Intimate Stories of Typographic Activism

Jasmin Palermo (2024)

Text by Jasmin Palermo

At its heart, typography in protest is driven by voices that cannot stay silent. These voices span generations and communities, largely unseen, uncredited, and undeterred by recognition or reward. Their messages weren’t crafted for campaigns or accolades but to express an urgency that design alone can’t contain. This collection brings those voices to the forefront, honoring the power of raw, lived experience in shaping words that demand to be heard.

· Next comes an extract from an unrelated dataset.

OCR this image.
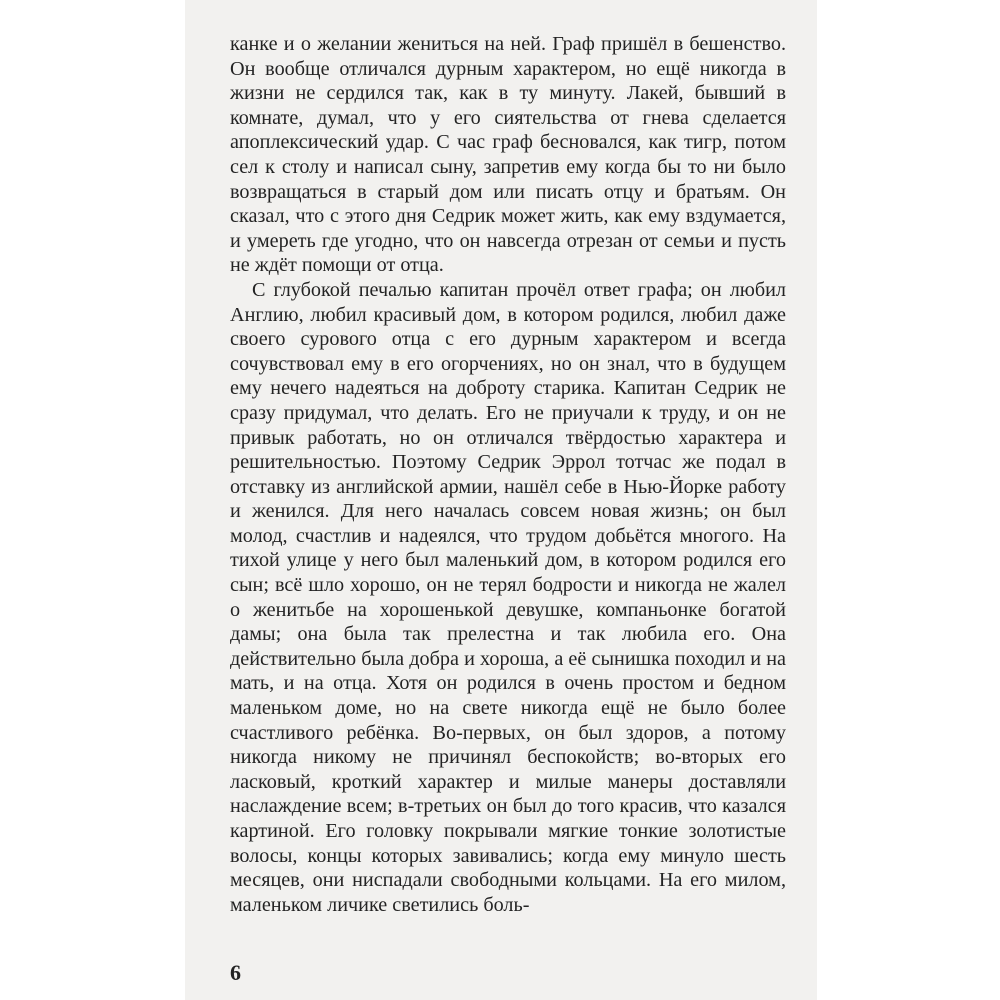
канке и о желании жениться на ней. Граф пришёл в бешенство. Он вообще отличался дурным характером, но ещё никогда в жизни не сердился так, как в ту минуту. Лакей, бывший в комнате, думал, что у его сиятельства от гнева сделается апоплексический удар. С час граф бесновался, как тигр, потом сел к столу и написал сыну, запретив ему когда бы то ни было возвращаться в старый дом или писать отцу и братьям. Он сказал, что с этого дня Седрик может жить, как ему вздумается, и умереть где угодно, что он навсегда отрезан от семьи и пусть не ждёт помощи от отца.

С глубокой печалью капитан прочёл ответ графа; он любил Англию, любил красивый дом, в котором родился, любил даже своего сурового отца с его дурным характером и всегда сочувствовал ему в его огорчениях, но он знал, что в будущем ему нечего надеяться на доброту старика. Капитан Седрик не сразу придумал, что делать. Его не приучали к труду, и он не привык работать, но он отличался твёрдостью характера и решительностью. Поэтому Седрик Эррол тотчас же подал в отставку из английской армии, нашёл себе в Нью-Йорке работу и женился. Для него началась совсем новая жизнь; он был молод, счастлив и надеялся, что трудом добьётся многого. На тихой улице у него был маленький дом, в котором родился его сын; всё шло хорошо, он не терял бодрости и никогда не жалел о женитьбе на хорошенькой девушке, компаньонке богатой дамы; она была так прелестна и так любила его. Она действительно была добра и хороша, а её сынишка походил и на мать, и на отца. Хотя он родился в очень простом и бедном маленьком доме, но на свете никогда ещё не было более счастливого ребёнка. Во-первых, он был здоров, а потому никогда никому не причинял беспокойств; во-вторых его ласковый, кроткий характер и милые манеры доставляли наслаждение всем; в-третьих он был до того красив, что казался картиной. Его головку покрывали мягкие тонкие золотистые волосы, концы которых завивались; когда ему минуло шесть месяцев, они ниспадали свободными кольцами. На его милом, маленьком личике светились боль-

6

This collection goes beyond the surface of typographic protest, venturing into the voices and experiences that shaped these words. Here, the “call” is the raw outcry from the streets, and the “response” is the echo that revives these powerful expressions. Each typeface carries not only historical weight but the formal richness of lives lived on the edge of upheaval. Rather than focus on the signs alone, this collection dives into firsthand accounts of the events that brought them to life. These voices—those who painted the letters, held the banners, and braved the consequences—were often buried, intentionally silenced or ignored. Some accounts led individuals to jail, others to freedom. You’ll hear from those who created the art, those who survived to tell the tale, and those who led the charge, each voice preserving a precious fragment of our history.

Their words are woven together—not as a narrative shaped by a reporter or commentator but as a collective consciousness preserved in their own voices. This work is an assembly of testimonies, experiences, and raw expressions, a record that lets these voices speak for themselves, uninterrupted and alive.